Gerald Ladner is a former DuPont worker, who lives about four miles northeast of the Delisle plant.
"There is a lot of people around my community out there that is either dying or getting sick," Ladner said, as he took a break from a federal health agency's public availability session. "I don't know where it's from. But I'd sure like to know."
Ladner brought his family to Pass Christian City Hall to meet with the Agency for Toxic Substances and Disease Registry -- better known as the ATSDR. The independent public health agency was asked by an unknown group to look into allegations that DuPont was making people sick.
James Durant is an ATSDR scientist. He said, "We're just here simply to gather community health concerns, to try to answer the petitioners concerns that they raised to us, and follow the science and protect the public health."
That's what DuPont manager Aldo Morrell says his plant does everyday. According to Morrell, "We welcome an honest, objective review of the facts, because we're confident that we haven't caused any of the illnesses that we're being accused of."

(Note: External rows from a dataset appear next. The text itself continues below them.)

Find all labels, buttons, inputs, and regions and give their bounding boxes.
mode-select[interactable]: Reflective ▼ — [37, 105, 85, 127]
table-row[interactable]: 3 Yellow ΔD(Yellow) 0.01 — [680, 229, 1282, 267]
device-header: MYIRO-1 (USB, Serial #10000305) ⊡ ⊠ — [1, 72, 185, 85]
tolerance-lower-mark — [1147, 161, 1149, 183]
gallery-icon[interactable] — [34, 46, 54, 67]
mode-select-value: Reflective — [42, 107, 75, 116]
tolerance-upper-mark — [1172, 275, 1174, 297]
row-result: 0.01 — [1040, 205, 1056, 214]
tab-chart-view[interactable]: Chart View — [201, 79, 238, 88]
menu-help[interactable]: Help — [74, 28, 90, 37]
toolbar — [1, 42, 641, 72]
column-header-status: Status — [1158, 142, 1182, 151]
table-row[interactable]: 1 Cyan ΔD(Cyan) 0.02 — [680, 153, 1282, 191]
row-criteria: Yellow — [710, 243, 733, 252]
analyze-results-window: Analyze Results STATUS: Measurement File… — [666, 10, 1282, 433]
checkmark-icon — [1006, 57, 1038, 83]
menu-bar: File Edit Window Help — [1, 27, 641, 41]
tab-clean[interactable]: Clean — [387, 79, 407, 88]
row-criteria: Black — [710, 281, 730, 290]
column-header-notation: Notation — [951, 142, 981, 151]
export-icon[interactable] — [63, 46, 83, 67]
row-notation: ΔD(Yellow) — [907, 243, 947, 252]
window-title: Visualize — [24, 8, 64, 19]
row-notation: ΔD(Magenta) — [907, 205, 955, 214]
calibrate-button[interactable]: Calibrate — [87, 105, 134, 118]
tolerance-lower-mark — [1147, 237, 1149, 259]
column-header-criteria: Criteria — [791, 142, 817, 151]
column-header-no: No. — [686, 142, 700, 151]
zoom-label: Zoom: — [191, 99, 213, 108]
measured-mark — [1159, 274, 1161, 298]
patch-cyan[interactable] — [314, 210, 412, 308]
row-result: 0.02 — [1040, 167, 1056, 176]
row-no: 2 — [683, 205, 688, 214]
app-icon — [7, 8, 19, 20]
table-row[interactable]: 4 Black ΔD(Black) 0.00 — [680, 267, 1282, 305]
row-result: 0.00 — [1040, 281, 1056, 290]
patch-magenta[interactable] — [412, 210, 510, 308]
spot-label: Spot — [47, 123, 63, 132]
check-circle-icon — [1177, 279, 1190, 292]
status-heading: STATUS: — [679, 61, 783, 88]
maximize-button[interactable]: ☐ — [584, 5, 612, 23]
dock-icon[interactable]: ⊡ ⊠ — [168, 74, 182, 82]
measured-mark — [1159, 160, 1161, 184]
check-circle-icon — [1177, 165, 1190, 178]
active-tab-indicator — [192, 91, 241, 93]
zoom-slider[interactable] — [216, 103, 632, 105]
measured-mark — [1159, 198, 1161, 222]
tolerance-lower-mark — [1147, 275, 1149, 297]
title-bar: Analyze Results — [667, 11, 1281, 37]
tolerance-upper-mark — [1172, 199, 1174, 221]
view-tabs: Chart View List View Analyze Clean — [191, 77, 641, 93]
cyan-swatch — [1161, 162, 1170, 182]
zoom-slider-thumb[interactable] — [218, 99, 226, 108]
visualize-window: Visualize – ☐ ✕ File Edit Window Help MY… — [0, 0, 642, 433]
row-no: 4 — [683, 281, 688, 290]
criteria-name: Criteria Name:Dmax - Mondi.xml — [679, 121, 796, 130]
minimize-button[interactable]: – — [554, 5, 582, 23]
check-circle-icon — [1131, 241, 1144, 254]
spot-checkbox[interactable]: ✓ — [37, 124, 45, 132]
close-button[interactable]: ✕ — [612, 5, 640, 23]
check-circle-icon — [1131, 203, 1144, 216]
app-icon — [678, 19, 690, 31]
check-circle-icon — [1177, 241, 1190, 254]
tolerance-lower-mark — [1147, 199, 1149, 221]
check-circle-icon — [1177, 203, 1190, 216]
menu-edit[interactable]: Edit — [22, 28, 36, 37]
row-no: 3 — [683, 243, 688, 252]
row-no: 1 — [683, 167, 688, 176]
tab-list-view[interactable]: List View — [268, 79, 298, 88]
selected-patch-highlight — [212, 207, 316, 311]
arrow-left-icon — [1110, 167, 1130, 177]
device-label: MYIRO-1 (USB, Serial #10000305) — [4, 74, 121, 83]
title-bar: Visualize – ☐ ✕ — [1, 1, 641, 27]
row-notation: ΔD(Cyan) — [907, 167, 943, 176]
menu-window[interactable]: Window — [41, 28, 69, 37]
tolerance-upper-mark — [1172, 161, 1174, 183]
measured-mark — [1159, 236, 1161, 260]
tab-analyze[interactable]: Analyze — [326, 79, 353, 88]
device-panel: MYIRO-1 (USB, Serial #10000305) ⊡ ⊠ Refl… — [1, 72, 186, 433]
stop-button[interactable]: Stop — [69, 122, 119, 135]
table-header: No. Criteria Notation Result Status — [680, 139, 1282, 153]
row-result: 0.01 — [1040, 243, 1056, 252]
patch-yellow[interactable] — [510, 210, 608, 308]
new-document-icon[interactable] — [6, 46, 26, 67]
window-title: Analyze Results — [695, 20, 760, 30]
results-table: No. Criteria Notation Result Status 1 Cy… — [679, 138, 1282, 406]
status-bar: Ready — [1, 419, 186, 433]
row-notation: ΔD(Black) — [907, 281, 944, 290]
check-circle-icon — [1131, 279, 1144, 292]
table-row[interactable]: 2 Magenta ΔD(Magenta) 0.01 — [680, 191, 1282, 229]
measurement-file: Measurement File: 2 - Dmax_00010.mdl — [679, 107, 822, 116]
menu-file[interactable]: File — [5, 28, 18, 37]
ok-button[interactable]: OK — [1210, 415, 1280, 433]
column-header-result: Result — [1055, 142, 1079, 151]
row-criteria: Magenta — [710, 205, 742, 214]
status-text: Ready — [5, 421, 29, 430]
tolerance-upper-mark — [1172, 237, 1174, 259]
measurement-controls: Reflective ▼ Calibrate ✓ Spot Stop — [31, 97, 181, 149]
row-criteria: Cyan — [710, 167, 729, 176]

On Monday, Morrell gave the federal health group a tour of the Delisle plant. He showed them the black powder ore used at the plant. And the sandstone rock that stores the plant's toxic waste. He held a piece of the sandstone and said, "This is actually what is two miles under ground. This is where the waste is being deposited."
ATSDR scientists will analyze DuPont's groundwater and air monitoring data. It will also analyze the health complaints from DuPont neighbors.
The scientists didn't say when a report about the DuPont investigation would be released.
Two attorneys who plan on filing a lawsuit against DuPont were at Pass Christian City Hall. They advised their clients not to talk with the federal health agency. "Getting information from our clients that may be discoverable in the lawsuit isn't going to help the case at all," said attorney Kathleen Smiley.